Это про доступность самовыражения. В столицах и регионах появляется всё больше театральных школ, непрофессиональных коллективов, локальных фестивальных и лабораторных проектов, в которые люди приходят открывать в себе новое, общаться, прорабатывать проблемы и так далее. «Лес» фиксирует и продолжает тенденцию, создавая возможность естественного объединения людей с разными целями на основе уважения к любому устремлению.
Это про безопасность высказывания — не столько политического, сколько вообще любого другого, могущего неожиданно стать политическим (самый свежий пример такой неожиданности — инсталляция Ивана Волкова, которая началась как горькая шутка и закончилась уголовным делом).
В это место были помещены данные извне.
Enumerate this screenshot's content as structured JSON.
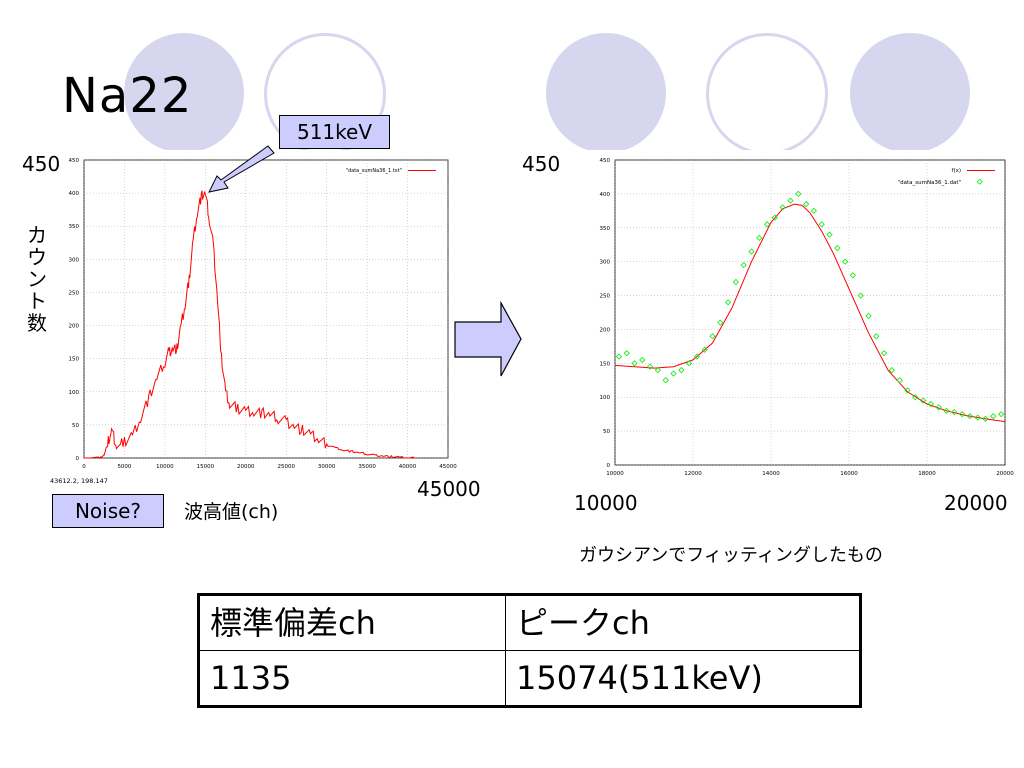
{
  "slide": {
    "title": "Na22",
    "peak_callout": "511keV",
    "noise_label": "Noise?",
    "ylabel": "カウント数",
    "xlabel": "波高値(ch)",
    "fit_caption": "ガウシアンでフィッティングしたもの",
    "left_ymax_label": "450",
    "left_xmax_label": "45000",
    "right_ymax_label": "450",
    "right_xmin_label": "10000",
    "right_xmax_label": "20000"
  },
  "table": {
    "header": [
      "標準偏差ch",
      "ピークch"
    ],
    "row": [
      "1135",
      "15074(511keV)"
    ]
  },
  "colors": {
    "circle_fill": "#d6d6ee",
    "callout_fill": "#ccccff",
    "data_line": "#ff0000",
    "fit_points": "#00ee00"
  },
  "chart_data": [
    {
      "type": "line",
      "legend_position": "top-right",
      "grid": true,
      "coord_readout": "43612.2, 198.147",
      "xlim": [
        0,
        45000
      ],
      "ylim": [
        0,
        450
      ],
      "xticks": [
        0,
        5000,
        10000,
        15000,
        20000,
        25000,
        30000,
        35000,
        40000,
        45000
      ],
      "yticks": [
        0,
        50,
        100,
        150,
        200,
        250,
        300,
        350,
        400,
        450
      ],
      "series": [
        {
          "name": "\"data_sumNa36_1.txt\"",
          "x": [
            0,
            2000,
            2500,
            3000,
            3500,
            4000,
            5000,
            6000,
            7000,
            8000,
            9000,
            10000,
            10500,
            11000,
            11500,
            12000,
            12500,
            13000,
            13500,
            14000,
            14500,
            15000,
            15500,
            16000,
            16500,
            17000,
            17500,
            18000,
            19000,
            20000,
            21000,
            22000,
            23000,
            24000,
            25000,
            26000,
            27000,
            28000,
            29000,
            30000,
            31000,
            32000,
            33000,
            34000,
            35000,
            36000,
            37000,
            38000,
            39000,
            40000,
            41000
          ],
          "y": [
            0,
            0,
            5,
            25,
            40,
            15,
            25,
            35,
            60,
            90,
            120,
            145,
            160,
            165,
            165,
            200,
            230,
            270,
            330,
            370,
            395,
            400,
            360,
            320,
            240,
            150,
            100,
            80,
            75,
            72,
            70,
            68,
            65,
            60,
            55,
            48,
            42,
            35,
            28,
            20,
            16,
            12,
            10,
            8,
            6,
            4,
            3,
            2,
            1,
            0,
            0
          ]
        }
      ]
    },
    {
      "type": "scatter",
      "legend_position": "top-right",
      "grid": true,
      "xlim": [
        10000,
        20000
      ],
      "ylim": [
        0,
        450
      ],
      "xticks": [
        10000,
        12000,
        14000,
        16000,
        18000,
        20000
      ],
      "yticks": [
        0,
        50,
        100,
        150,
        200,
        250,
        300,
        350,
        400,
        450
      ],
      "series": [
        {
          "name": "f(x)",
          "style": "line",
          "x": [
            10000,
            10500,
            11000,
            11500,
            12000,
            12500,
            13000,
            13500,
            14000,
            14300,
            14600,
            14800,
            15000,
            15300,
            15600,
            16000,
            16500,
            17000,
            17500,
            18000,
            18500,
            19000,
            19500,
            20000
          ],
          "y": [
            147,
            145,
            143,
            145,
            155,
            180,
            232,
            300,
            358,
            378,
            385,
            383,
            372,
            345,
            312,
            260,
            195,
            140,
            108,
            90,
            80,
            73,
            68,
            64
          ]
        },
        {
          "name": "\"data_sumNa36_1.dat\"",
          "style": "points",
          "x": [
            10100,
            10300,
            10500,
            10700,
            10900,
            11100,
            11300,
            11500,
            11700,
            11900,
            12100,
            12300,
            12500,
            12700,
            12900,
            13100,
            13300,
            13500,
            13700,
            13900,
            14100,
            14300,
            14500,
            14700,
            14900,
            15100,
            15300,
            15500,
            15700,
            15900,
            16100,
            16300,
            16500,
            16700,
            16900,
            17100,
            17300,
            17500,
            17700,
            17900,
            18100,
            18300,
            18500,
            18700,
            18900,
            19100,
            19300,
            19500,
            19700,
            19900
          ],
          "y": [
            160,
            165,
            150,
            155,
            145,
            140,
            125,
            135,
            140,
            150,
            160,
            170,
            190,
            210,
            240,
            270,
            295,
            315,
            335,
            355,
            365,
            380,
            390,
            400,
            385,
            375,
            355,
            340,
            320,
            300,
            280,
            250,
            220,
            190,
            165,
            140,
            125,
            110,
            100,
            95,
            90,
            85,
            80,
            78,
            75,
            72,
            70,
            68,
            72,
            75
          ]
        }
      ]
    }
  ]
}
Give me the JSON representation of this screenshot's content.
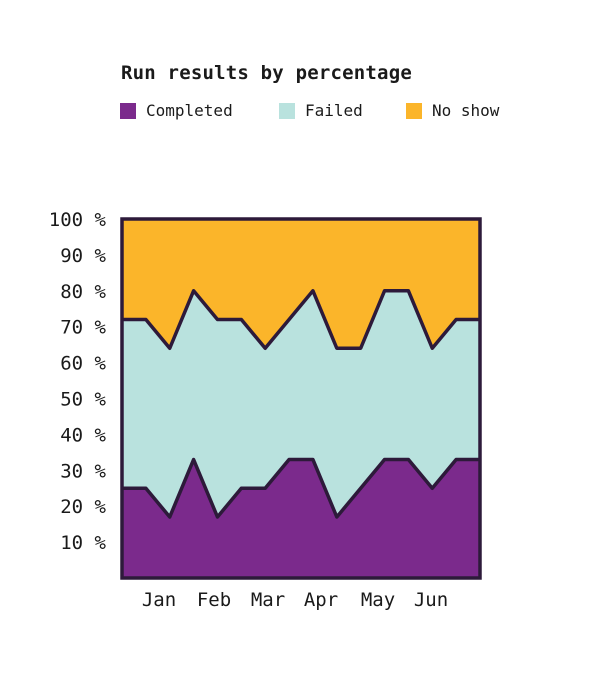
{
  "chart_data": {
    "type": "area",
    "stacked": true,
    "title": "Run results by percentage",
    "x": [
      "Jan",
      "Jan",
      "Jan",
      "Feb",
      "Feb",
      "Mar",
      "Mar",
      "Mar",
      "Apr",
      "Apr",
      "May",
      "May",
      "May",
      "Jun",
      "Jun",
      "Jun"
    ],
    "categories": [
      "Jan",
      "Feb",
      "Mar",
      "Apr",
      "May",
      "Jun"
    ],
    "series": [
      {
        "name": "Completed",
        "color": "#7b2a8c",
        "values": [
          25,
          25,
          17,
          33,
          17,
          25,
          25,
          33,
          33,
          17,
          25,
          33,
          33,
          25,
          33,
          33
        ]
      },
      {
        "name": "Failed",
        "color": "#b9e2de",
        "values": [
          47,
          47,
          47,
          47,
          55,
          47,
          39,
          39,
          47,
          47,
          39,
          47,
          47,
          39,
          39,
          39
        ]
      },
      {
        "name": "No show",
        "color": "#fbb52a",
        "values": [
          28,
          28,
          36,
          20,
          28,
          28,
          36,
          28,
          20,
          36,
          36,
          20,
          20,
          36,
          28,
          28
        ]
      }
    ],
    "yticks": [
      "10 %",
      "20 %",
      "30 %",
      "40 %",
      "50 %",
      "60 %",
      "70 %",
      "80 %",
      "90 %",
      "100 %"
    ],
    "ylim": [
      0,
      100
    ],
    "legend": "top-left",
    "grid": false,
    "outline_color": "#2d1a3a"
  }
}
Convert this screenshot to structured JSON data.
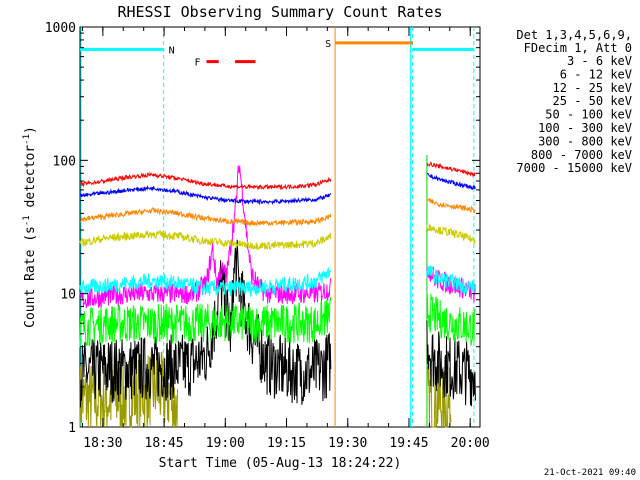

Где прятать дерево, если не в лесу? Где прятать идею, если не в подвижном и не фиксируемом до конца процессе коммуникации?
Это искусство, которое показывает «сегодня», предчувствует «завтра» — и предлагает решение. Казалось бы, где Павлович, а где Оксимирон, но у последнего в альбоме, который вышел почти одновременно с «Лесом», есть трек со словами «стать похожим меньше на цветок, больше на мох». Если считать проект портретом молодого театрального поколения, то оно, кажется, учится выживать в духоте современности именно так: менять ломкие стебли и хрупкие бутоны на устойчивые ножки и приземистые шляпки, яркие расцветки лепестков — на ковер мха или грибницы, гордость одиночества — на теплоту общности. Менять независимость — на взаимосвязанность. Для Петербурга, российской столицы независимых театров, подобная смена вектора особенно показательна.